Arthur wrote in a blog for Cricket Australia on Wednesday that “back chat” and “giving attitude” had reached unacceptable levels within the squad, and the failure by Watson, fast bowlers James Pattinson and Mitchell Johnson and backup batsman Usman Khawaja to submit their appraisals was the last straw.
“Being late for a meeting, high skinfolds, wearing the wrong attire, back-chat or giving attitude are just some examples of these behavioral issues that have been addressed discretely but continue to happen,” Arthur wrote. “If we're deadly serious about getting back to No. 1 in the world, all players need to raise the bar and lift their game.
“If not, we must be content at being No. 3, or 4 or 5, in world cricket because we won't get any better. The players won't learn and we'll continue a vicious cycle.”
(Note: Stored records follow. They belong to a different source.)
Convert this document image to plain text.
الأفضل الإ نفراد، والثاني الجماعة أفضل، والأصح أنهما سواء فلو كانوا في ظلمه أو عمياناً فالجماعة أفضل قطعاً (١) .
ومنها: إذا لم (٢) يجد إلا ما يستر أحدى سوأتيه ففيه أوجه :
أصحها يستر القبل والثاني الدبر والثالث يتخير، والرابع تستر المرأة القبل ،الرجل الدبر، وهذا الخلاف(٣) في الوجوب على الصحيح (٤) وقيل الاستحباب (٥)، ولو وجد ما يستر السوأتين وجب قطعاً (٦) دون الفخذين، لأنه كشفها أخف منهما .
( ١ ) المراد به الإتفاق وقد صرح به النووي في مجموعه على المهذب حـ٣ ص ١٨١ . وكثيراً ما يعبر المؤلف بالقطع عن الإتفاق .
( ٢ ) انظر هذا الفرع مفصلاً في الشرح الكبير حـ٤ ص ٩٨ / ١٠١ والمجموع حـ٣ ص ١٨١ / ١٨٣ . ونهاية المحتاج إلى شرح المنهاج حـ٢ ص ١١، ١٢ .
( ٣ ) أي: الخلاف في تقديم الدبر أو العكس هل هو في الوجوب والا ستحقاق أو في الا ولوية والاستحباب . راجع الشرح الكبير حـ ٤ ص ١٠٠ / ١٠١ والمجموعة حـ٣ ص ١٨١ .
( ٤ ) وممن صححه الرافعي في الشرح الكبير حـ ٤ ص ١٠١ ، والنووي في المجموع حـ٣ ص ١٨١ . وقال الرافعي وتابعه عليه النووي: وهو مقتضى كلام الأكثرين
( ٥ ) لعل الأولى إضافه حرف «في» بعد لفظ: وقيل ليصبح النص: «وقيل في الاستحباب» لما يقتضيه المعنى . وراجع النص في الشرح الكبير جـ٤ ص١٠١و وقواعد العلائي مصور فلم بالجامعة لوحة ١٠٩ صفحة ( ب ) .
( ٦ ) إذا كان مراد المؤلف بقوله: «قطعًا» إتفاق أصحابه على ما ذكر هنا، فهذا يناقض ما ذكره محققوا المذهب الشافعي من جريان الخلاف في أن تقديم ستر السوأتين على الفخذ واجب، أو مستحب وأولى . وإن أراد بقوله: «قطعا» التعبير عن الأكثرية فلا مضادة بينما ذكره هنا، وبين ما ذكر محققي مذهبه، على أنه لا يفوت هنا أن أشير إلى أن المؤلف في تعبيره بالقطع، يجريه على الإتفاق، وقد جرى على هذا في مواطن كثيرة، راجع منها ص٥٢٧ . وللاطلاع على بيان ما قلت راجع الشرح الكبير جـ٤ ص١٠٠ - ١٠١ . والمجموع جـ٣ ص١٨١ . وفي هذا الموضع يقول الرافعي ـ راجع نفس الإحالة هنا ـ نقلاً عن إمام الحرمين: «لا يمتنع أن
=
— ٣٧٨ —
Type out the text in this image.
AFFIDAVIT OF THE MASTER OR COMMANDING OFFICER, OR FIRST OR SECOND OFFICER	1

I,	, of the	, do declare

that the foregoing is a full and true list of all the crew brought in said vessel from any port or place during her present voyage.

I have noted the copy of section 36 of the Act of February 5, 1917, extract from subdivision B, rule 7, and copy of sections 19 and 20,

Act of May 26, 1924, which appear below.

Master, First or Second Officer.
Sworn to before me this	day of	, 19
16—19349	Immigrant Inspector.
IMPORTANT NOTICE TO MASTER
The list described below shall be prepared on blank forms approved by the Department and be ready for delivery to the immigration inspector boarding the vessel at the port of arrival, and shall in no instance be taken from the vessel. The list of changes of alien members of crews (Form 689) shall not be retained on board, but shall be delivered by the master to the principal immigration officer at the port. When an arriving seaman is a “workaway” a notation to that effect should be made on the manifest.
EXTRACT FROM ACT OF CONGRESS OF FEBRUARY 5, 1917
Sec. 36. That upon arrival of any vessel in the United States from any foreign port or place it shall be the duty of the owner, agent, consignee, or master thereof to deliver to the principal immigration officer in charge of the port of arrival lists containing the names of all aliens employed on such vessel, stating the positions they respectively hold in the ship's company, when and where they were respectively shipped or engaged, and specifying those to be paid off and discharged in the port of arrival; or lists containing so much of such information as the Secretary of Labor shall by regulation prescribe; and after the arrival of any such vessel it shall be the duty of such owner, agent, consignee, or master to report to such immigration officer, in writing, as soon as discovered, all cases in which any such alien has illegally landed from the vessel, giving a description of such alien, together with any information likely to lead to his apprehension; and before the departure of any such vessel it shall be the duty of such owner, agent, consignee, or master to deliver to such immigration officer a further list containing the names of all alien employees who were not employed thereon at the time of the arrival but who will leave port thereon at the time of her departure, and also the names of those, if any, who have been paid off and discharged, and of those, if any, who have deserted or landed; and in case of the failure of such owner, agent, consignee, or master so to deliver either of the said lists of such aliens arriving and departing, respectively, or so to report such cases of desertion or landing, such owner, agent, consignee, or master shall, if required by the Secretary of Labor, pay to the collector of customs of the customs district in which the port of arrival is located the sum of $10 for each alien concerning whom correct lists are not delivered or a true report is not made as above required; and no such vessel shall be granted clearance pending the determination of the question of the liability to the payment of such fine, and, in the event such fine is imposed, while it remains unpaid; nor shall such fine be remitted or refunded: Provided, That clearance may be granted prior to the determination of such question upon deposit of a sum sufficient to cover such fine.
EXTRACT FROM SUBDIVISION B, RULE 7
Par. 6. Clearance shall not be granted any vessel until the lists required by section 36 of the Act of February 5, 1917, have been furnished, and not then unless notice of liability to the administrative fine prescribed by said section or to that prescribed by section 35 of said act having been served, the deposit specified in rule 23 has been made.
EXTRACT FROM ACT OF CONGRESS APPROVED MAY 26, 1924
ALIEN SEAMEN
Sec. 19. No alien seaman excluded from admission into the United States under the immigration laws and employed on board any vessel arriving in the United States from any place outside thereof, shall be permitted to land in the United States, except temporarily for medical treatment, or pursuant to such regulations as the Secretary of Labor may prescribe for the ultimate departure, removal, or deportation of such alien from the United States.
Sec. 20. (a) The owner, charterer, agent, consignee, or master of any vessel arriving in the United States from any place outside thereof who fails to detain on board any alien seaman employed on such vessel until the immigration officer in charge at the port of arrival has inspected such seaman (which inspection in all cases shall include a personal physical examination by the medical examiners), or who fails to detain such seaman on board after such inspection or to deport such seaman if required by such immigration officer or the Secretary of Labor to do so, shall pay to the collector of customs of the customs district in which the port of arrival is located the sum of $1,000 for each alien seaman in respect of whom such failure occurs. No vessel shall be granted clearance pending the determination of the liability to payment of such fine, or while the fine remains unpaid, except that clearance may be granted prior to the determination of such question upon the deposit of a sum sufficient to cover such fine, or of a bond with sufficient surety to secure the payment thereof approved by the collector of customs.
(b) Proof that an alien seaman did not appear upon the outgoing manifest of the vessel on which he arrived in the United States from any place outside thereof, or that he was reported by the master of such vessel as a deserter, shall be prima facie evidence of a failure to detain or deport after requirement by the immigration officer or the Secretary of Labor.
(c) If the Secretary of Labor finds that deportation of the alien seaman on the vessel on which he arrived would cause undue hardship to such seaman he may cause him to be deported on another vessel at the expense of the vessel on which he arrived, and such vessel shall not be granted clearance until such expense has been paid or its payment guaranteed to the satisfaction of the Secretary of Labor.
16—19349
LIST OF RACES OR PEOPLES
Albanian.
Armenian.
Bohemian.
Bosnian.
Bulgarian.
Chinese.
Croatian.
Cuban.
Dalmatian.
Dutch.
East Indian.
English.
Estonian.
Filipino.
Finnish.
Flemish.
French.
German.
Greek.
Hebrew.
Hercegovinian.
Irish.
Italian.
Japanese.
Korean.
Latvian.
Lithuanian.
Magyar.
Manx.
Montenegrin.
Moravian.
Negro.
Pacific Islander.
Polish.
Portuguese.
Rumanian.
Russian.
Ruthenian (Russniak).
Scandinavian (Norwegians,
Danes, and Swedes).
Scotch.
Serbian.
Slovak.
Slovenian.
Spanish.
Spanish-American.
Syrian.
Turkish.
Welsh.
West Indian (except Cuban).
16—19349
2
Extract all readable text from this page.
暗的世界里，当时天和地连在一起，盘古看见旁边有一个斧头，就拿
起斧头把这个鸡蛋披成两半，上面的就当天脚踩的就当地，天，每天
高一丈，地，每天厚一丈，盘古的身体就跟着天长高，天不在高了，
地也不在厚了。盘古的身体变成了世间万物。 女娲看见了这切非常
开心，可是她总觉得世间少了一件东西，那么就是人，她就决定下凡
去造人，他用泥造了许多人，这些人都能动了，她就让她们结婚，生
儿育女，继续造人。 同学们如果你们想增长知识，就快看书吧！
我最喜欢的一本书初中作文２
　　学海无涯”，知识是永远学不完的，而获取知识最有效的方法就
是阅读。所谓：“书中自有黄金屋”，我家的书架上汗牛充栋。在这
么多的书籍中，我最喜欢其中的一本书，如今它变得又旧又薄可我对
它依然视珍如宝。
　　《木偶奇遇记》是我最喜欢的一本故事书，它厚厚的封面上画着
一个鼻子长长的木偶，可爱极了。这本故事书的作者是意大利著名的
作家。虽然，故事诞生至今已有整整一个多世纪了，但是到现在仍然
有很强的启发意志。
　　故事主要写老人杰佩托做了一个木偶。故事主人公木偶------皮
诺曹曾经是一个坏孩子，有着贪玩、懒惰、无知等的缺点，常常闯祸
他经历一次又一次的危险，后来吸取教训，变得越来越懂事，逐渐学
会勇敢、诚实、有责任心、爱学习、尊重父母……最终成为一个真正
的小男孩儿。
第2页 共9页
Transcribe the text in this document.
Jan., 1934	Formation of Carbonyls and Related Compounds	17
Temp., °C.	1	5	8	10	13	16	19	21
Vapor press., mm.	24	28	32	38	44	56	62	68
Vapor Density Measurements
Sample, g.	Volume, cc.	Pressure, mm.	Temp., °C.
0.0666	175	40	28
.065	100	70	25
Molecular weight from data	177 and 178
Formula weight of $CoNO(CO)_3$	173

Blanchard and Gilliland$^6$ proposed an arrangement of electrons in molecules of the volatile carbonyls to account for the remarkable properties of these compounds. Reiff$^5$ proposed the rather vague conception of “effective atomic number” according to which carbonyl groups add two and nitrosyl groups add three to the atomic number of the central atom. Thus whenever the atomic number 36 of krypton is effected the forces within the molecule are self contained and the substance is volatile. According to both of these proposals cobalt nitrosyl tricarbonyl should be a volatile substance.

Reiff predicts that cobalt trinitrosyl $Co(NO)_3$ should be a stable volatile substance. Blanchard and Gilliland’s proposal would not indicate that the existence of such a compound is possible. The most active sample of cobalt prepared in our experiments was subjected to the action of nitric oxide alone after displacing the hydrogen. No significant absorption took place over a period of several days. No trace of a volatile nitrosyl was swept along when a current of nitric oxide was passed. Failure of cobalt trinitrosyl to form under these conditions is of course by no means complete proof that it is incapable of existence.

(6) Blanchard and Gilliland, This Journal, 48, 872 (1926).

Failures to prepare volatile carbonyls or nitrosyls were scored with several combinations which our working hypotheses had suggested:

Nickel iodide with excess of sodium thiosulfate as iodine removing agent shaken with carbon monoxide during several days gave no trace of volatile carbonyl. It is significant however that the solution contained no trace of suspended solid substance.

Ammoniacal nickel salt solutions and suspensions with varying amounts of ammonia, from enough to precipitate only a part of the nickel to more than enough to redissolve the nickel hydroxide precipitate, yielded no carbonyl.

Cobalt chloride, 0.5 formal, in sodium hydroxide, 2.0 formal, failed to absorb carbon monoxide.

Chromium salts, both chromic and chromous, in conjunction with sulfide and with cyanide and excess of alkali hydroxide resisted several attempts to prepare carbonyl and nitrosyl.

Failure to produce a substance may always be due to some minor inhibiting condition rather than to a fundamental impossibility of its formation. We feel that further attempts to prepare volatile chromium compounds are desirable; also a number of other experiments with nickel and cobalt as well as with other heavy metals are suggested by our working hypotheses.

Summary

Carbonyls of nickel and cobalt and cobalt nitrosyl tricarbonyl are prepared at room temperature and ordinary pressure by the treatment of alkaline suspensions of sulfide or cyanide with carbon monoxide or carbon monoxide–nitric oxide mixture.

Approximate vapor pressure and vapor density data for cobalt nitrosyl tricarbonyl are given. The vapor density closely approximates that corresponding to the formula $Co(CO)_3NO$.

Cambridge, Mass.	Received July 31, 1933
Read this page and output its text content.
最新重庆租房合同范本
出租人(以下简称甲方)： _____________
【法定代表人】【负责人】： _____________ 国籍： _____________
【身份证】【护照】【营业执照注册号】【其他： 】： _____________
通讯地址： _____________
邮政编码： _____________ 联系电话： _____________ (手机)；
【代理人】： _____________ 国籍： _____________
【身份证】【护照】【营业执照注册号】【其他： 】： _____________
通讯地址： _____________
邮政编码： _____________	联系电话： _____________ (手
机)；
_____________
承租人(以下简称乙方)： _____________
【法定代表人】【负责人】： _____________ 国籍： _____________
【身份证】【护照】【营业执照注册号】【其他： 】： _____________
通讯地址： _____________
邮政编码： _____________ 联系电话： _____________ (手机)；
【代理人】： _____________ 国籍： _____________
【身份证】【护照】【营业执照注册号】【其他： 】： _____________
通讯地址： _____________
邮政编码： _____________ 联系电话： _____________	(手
Arthur didn't name names or point out habitual rule breakers, but said he needed to send a clear message to the whole squad by punishing the four players.
He said it was “the defining moment,” adding: “But it has been a culmination of lots of small minor indiscretions that have built up to now.”
Captain Michael Clarke said it was no coincidence that the poor discipline and form slump were simultaneous.
Arthur, a former South Africa coach who was the first foreigner appointed to the helm of the Australian team, was shocked by the fallout since Australia slipped 2-0 down in a four-test series in India after two heavy defeats.
Allan Border, an iconic figure in Australian cricket, could barely fathom the punishment for the four players, saying it was “way over the top.” Shane Warne said the sanction was ridiculous and Mark Waugh said, “I've never heard of anything so stupid in all my life. It's not under-6's -- this is test cricket.”